Estajfan is tired of watching the humans starve, tired of the city’s dark stink, tired of the despair that hangs around the buildings. The despair that sits in Heather’s bones—the slope of her shoulders, the lines on her face. He is tired of it all.

But he is also tired of the mountain and its unrelenting calm—the carelessness of the mountain centaurs, the cagey silence of his sister. Petrolio’s indifference.

People are starving! Estajfan wants to scream, over and over. These people are going to die!

But he doesn’t say this because he knows that no one cares. Not the mountain centaurs, not the mountain, not even his siblings. Deer are being hunted in the daylight; squirrels are being roasted over human fires. The animals that live amongst the mountain trees are longing for humans to perish.

The humans dwindle, weaken, disappear.

At last his brother offers to come down off the mountain with him—to walk through abandoned human streets, to peer hidden in the trees and see them starving. Petrolio comes to him after he has begun to drop food at different points around the city. It isn’t worry for the humans that brings Petrolio down from the mountain. It is worry for him.

Petrolio meets him on the mountain trail one morning, his blue-green eyes unsettled and searching. “Are you eating?”

Estajfan laughs. “I’m eating,” he says. “They are starving to death. Like I’ve said a hundred times already.”

Petrolio grasps his arm. “Estajfan—they’re only humans.”
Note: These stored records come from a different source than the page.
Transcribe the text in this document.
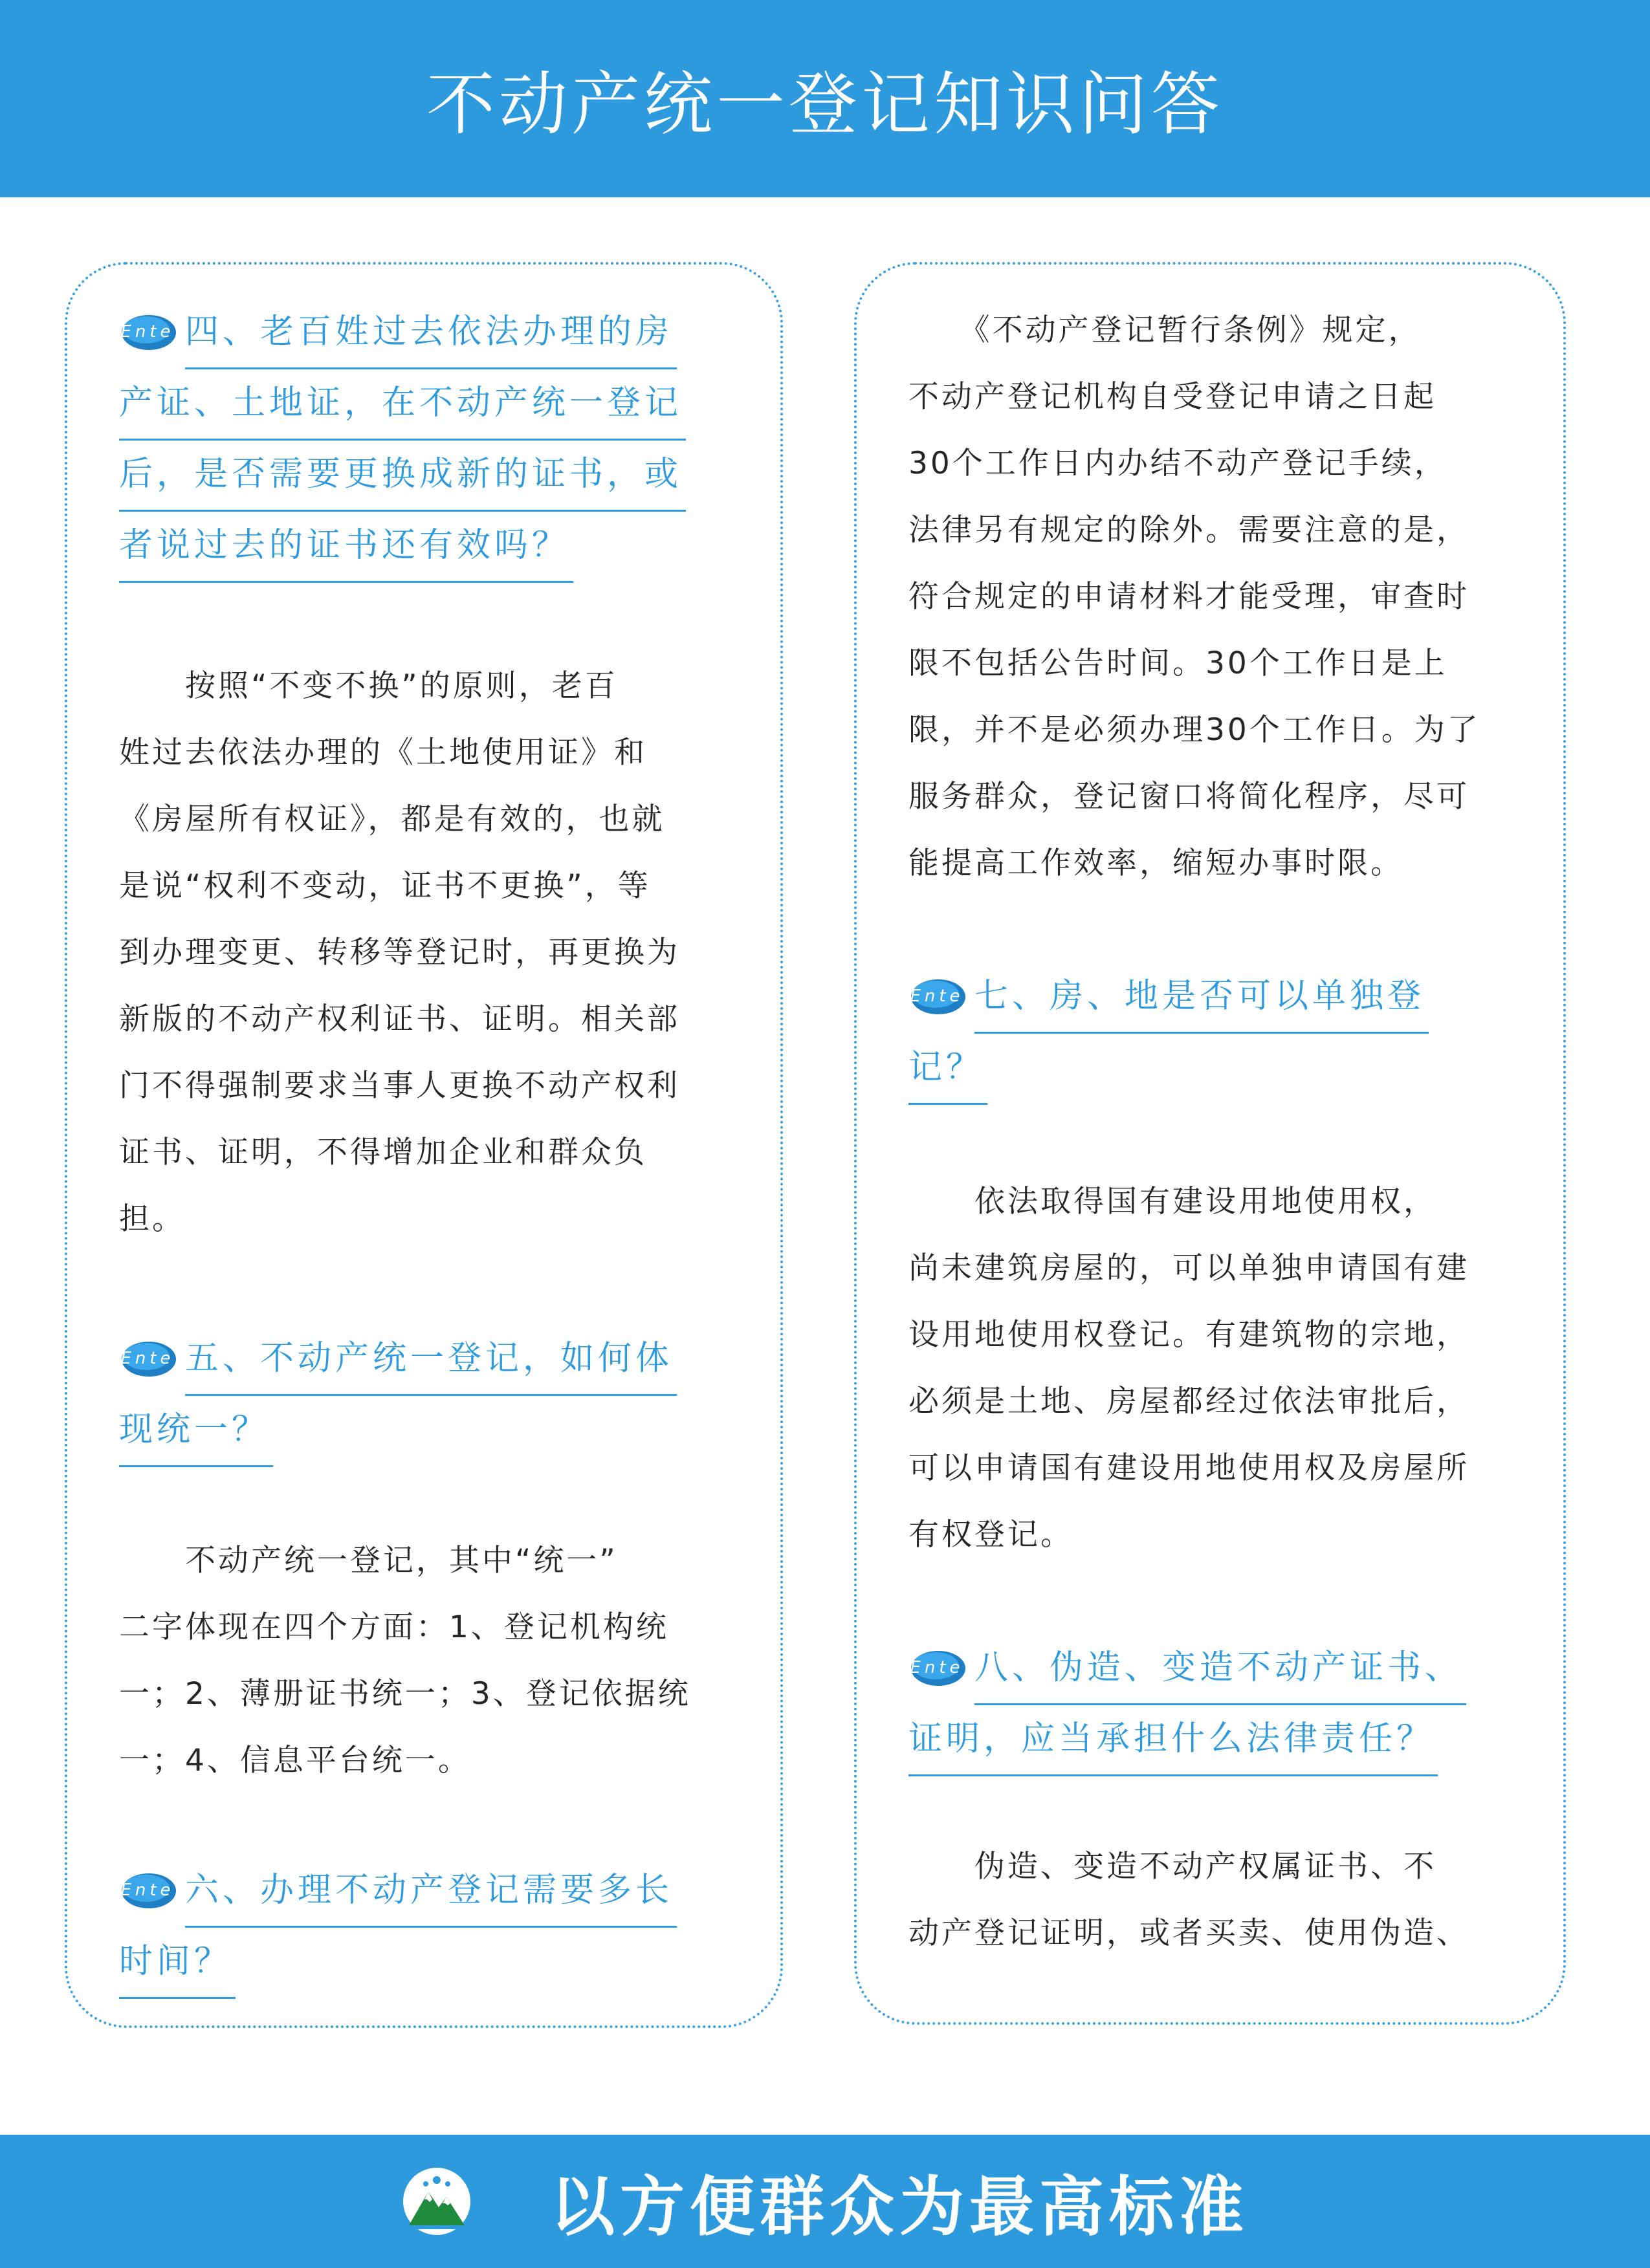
不动产统一登记知识问答
Ente 四、老百姓过去依法办理的房
产证、土地证，在不动产统一登记
后，是否需要更换成新的证书，或
者说过去的证书还有效吗？
　　按照“不变不换”的原则，老百
姓过去依法办理的《土地使用证》和
《房屋所有权证》，都是有效的，也就
是说“权利不变动，证书不更换”，等
到办理变更、转移等登记时，再更换为
新版的不动产权利证书、证明。相关部
门不得强制要求当事人更换不动产权利
证书、证明，不得增加企业和群众负
担。
Ente 五、不动产统一登记，如何体
现统一？
　　不动产统一登记，其中“统一”
二字体现在四个方面：1、登记机构统
一；2、薄册证书统一；3、登记依据统
一；4、信息平台统一。
Ente 六、办理不动产登记需要多长
时间？
　　《不动产登记暂行条例》规定，
不动产登记机构自受登记申请之日起
30个工作日内办结不动产登记手续，
法律另有规定的除外。需要注意的是，
符合规定的申请材料才能受理，审查时
限不包括公告时间。30个工作日是上
限，并不是必须办理30个工作日。为了
服务群众，登记窗口将简化程序，尽可
能提高工作效率，缩短办事时限。
Ente 七、房、地是否可以单独登
记？
　　依法取得国有建设用地使用权，
尚未建筑房屋的，可以单独申请国有建
设用地使用权登记。有建筑物的宗地，
必须是土地、房屋都经过依法审批后，
可以申请国有建设用地使用权及房屋所
有权登记。
Ente 八、伪造、变造不动产证书、
证明，应当承担什么法律责任？
　　伪造、变造不动产权属证书、不
动产登记证明，或者买卖、使用伪造、
以方便群众为最高标准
He pulls away. “Does that mean they deserve to starve?”

“Humans had their chance,” Petrolio says. This is what the mountain centaurs say. Humans had their chance. Humans are a disease on the land. Humans no longer deserve to be here.

“Heather is different,” Estajfan says fiercely. “Heather is not like the rest.”

“Estajfan,” Petrolio says softly, “all of them are the same.”

“How would you know?” He points a finger in his brother’s face. “I don’t see you off the mountain, do I. And yet you’re perfectly happy to ogle that mirror when you think no one’s looking.”

Petrolio flushes. “Da told us all we needed to know,” he says. “You know what they did to him. You know what they would have done to us.

Estajfan refuses to believe it. “Da also told us other stories. He went back down the mountain. He went into human cities. He went back to our village. Why would he do that if he hated them so much?”